DVA is primarily implemented to affect hemodynamics to prevent progressive RV dysfunction from TR. We found that throughout several time points during the first year after OHT, there was no significant difference in filling pressures or derived hemodynamic measurements. The RV function as assessed by echocardiogram was slightly worse in the with DVA group at 12 months. Our findings are in conflict with the results of previous studies on DVA in OHT with regard to a difference in TR at 1 year, perhaps because of our larger sample size. After multidisciplinary discussion and review of our analysis, the DVA procedure was removed from our surgical transplant protocol in August 2017, 2 years after its implementation. Although tricuspid annuloplasty can be performed efficiently and efficaciously,15 the perioperative and long-term benefit from a hemodynamic perspective appears minimal and comes at a risk for electrophysiologic abnormalities.
There may be a selection bias because of the retrospective nature of the analysis. The relatively small sample size may account for the differences observed between no DVA and DVA cohorts, especially because zero cases of CHB were observed early on in the no DVA cohort despite a historically expected minimum rate of CHB after OHT. Because our data are not the results of a randomized trial, they are hypothesis generating. In addition, the missing follow-up echo data may have biased outcomes against the DVA group.
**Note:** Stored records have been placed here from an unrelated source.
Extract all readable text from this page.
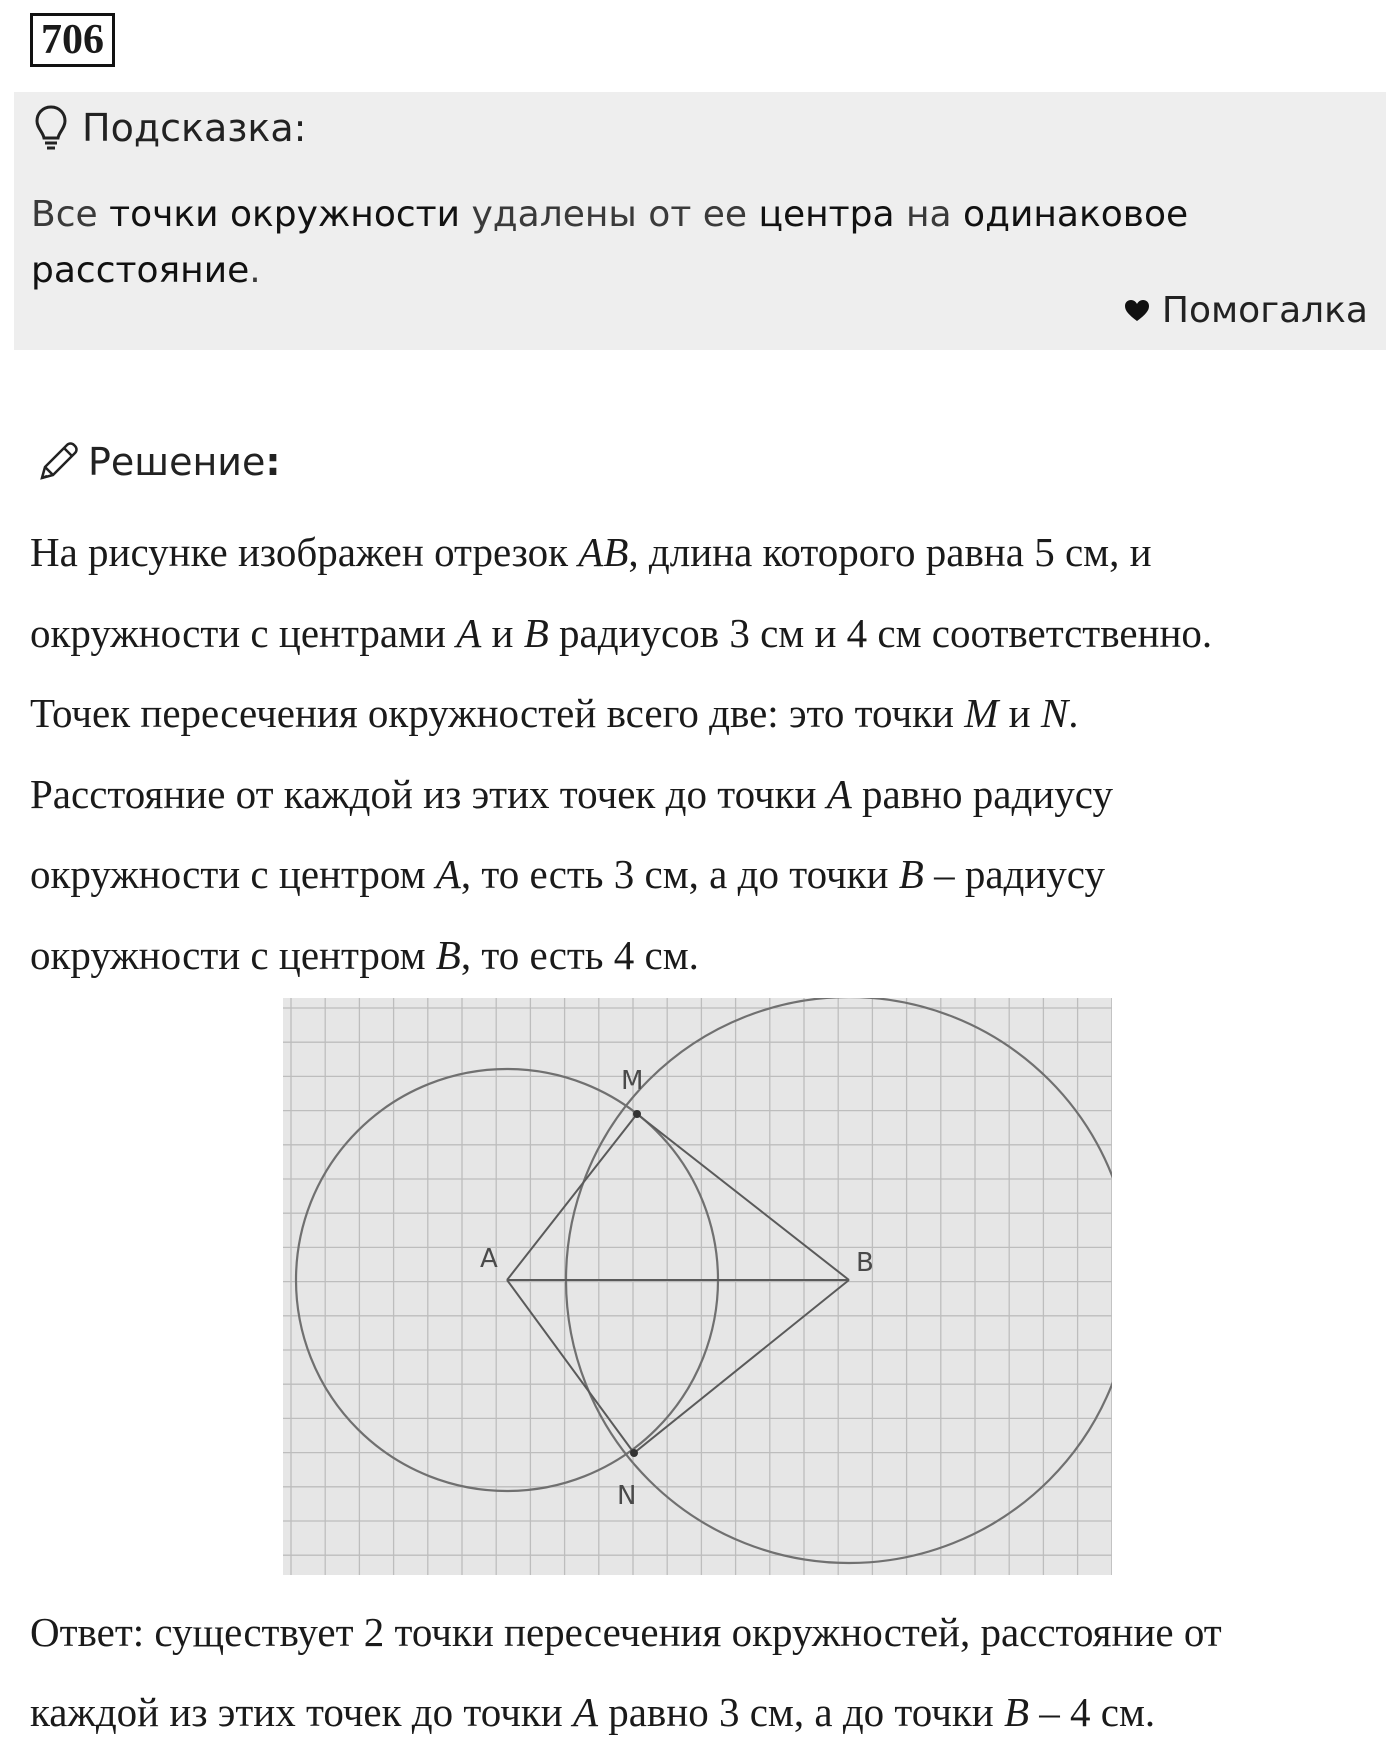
706
Подсказка:
Все точки окружности удалены от ее центра на одинаковое
расстояние.
Помогалка
Решение :

На рисунке изображен отрезок AB, длина которого равна 5 см, и

окружности с центрами A и B радиусов 3 см и 4 см соответственно.

Точек пересечения окружностей всего две: это точки M и N.

Расстояние от каждой из этих точек до точки A равно радиусу

окружности с центром A, то есть 3 см, а до точки B – радиусу

окружности с центром B, то есть 4 см.

M
A	B
N

Ответ: существует 2 точки пересечения окружностей, расстояние от

каждой из этих точек до точки A равно 3 см, а до точки B – 4 см.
Upon review of the deaths, only one no DVA patient who died had severe TR. Longer follow-up might reveal a higher rate of severe TR in the no DVA cohort, as suggested by the small signal of three patients in this group who had moderate or severe TR at 1 year. Last, intraoperative cardioplegia use was not analyzed although preoperative antiarrhythmic use was not different between groups, and it may have played a role in the electrophysiologic findings.
There were increased conduction abnormalities during the first week after cardiac transplantation in patients who received prophylactic DVA. Patients who received a PPM for CHB had minimal ventricular pacing during follow-up. There was no significant difference in cardiac hemodynamics and TR at 3 and 12 months between cardiac transplant recipients with and without DVA. The DVA was discontinued from the transplant surgical protocol 2 years after its implementation at our institution. Tricuspid annuloplasty in transplant patients is a balanced trade-off between the risk of early conduction injury and the benefit of preventing late moderate/severe TR.